In questo quadro oggi anche la Cgil presenta un suo manifesto con lo slogan “Lotto Insieme, come ieri, per domani” per una giornata che sarà dedicata, in particolare, alla legge 194, legge che regola il diritto all’interruzione di gravidanza. Nello stesso documento si sostiene, nello specifico, come abbiamo, negli ultimi anni, assistito a un arretramento sul rispetto dei diritti acquisiti e a grandi ostacoli per la conquista di nuovi. Si pensi al numero crescente di obiettori di coscienza, che di fatto vanifica la legge sulla depenalizzazione dell’aborto, o al progressivo svuotamento dei consultori.

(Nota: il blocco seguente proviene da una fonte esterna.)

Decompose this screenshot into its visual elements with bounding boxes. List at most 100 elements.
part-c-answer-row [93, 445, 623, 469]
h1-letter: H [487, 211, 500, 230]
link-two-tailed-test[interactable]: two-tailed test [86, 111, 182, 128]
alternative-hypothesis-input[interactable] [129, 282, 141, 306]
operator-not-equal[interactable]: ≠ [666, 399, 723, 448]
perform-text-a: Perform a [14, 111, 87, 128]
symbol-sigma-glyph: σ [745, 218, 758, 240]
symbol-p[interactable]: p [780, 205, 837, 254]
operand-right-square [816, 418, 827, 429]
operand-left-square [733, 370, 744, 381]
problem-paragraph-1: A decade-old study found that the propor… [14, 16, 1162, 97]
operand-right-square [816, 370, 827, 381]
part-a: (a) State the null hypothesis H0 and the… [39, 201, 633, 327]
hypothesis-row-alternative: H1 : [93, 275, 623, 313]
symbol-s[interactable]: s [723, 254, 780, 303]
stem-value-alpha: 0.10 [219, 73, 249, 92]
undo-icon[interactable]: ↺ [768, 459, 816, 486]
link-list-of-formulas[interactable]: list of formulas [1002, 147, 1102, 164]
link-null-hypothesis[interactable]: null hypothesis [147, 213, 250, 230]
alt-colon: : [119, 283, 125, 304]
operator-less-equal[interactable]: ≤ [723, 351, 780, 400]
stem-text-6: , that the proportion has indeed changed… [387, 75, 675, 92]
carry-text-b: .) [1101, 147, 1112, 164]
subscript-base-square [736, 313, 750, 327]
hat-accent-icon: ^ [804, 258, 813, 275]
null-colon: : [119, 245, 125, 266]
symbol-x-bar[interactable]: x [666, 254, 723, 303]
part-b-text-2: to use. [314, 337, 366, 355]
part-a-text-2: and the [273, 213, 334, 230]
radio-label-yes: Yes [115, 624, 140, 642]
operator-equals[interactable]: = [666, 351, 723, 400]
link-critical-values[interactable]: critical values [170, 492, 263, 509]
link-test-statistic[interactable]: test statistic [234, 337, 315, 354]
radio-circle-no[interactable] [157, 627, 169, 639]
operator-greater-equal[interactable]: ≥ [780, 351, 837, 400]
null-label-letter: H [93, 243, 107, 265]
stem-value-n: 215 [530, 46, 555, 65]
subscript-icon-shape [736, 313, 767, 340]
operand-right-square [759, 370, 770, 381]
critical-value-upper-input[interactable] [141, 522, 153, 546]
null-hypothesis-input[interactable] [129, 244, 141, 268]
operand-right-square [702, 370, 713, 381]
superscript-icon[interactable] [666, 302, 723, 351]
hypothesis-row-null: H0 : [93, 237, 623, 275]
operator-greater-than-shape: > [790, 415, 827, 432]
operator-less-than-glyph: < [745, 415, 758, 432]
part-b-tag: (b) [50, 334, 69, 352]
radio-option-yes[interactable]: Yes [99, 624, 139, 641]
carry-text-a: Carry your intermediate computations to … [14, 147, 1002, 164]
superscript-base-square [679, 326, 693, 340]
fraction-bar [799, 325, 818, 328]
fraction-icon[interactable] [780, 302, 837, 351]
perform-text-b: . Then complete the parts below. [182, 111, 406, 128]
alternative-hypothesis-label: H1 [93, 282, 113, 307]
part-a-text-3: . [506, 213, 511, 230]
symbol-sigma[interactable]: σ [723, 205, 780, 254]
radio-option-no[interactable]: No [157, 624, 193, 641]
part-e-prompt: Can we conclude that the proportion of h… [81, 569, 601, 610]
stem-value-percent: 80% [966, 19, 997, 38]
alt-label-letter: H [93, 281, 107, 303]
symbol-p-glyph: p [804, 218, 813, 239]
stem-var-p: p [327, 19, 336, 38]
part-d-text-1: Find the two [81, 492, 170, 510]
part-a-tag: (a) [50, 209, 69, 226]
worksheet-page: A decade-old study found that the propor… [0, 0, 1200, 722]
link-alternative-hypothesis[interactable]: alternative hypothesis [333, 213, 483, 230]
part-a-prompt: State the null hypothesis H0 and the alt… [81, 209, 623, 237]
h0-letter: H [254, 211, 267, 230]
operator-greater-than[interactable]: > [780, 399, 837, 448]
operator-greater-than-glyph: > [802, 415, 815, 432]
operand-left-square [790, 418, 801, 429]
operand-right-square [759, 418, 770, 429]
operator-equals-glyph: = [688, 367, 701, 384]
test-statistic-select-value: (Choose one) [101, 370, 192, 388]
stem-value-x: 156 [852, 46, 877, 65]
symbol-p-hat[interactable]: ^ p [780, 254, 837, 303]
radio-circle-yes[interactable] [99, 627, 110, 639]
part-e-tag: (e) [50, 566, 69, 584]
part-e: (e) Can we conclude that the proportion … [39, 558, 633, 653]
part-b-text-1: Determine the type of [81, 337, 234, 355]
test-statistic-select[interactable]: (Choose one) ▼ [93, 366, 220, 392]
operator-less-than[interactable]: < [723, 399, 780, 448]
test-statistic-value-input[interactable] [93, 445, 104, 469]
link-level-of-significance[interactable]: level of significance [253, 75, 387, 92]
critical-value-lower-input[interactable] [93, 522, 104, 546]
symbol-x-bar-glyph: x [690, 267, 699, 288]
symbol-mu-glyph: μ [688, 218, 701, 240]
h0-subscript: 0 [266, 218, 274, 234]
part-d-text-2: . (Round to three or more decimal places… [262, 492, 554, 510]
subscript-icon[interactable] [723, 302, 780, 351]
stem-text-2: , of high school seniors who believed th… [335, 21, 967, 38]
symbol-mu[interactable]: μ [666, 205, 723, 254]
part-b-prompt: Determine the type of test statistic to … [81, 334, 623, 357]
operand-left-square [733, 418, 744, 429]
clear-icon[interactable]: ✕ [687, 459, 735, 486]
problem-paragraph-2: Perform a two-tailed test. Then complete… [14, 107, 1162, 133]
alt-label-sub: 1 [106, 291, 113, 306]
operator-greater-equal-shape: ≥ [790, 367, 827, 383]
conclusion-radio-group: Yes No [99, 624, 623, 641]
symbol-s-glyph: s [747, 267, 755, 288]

Viene da chiedersi, tuttavia, se nell’Italia del 2018, entrata da poco nella “terza repubblica”, sia questo il miglior modo di rivendicare, giustamente, maggiori diritti per l’altra metà del cielo. Oggi vi è bisogno, infatti, di scelte nuove, e innovative, che riescano a valorizzare, sempre più, il talento femminile anche nei posti di lavoro e vere politiche che favoriscano, finalmente, la conciliazione tra la dimensione della famiglia e quella del lavoro. Tutto ciò anche per combattere e provare a sconfiggere almeno gli aborti “per necessità”, che rappresentano certamente una sconfitta per un Paese che auspica a essere moderno e civile.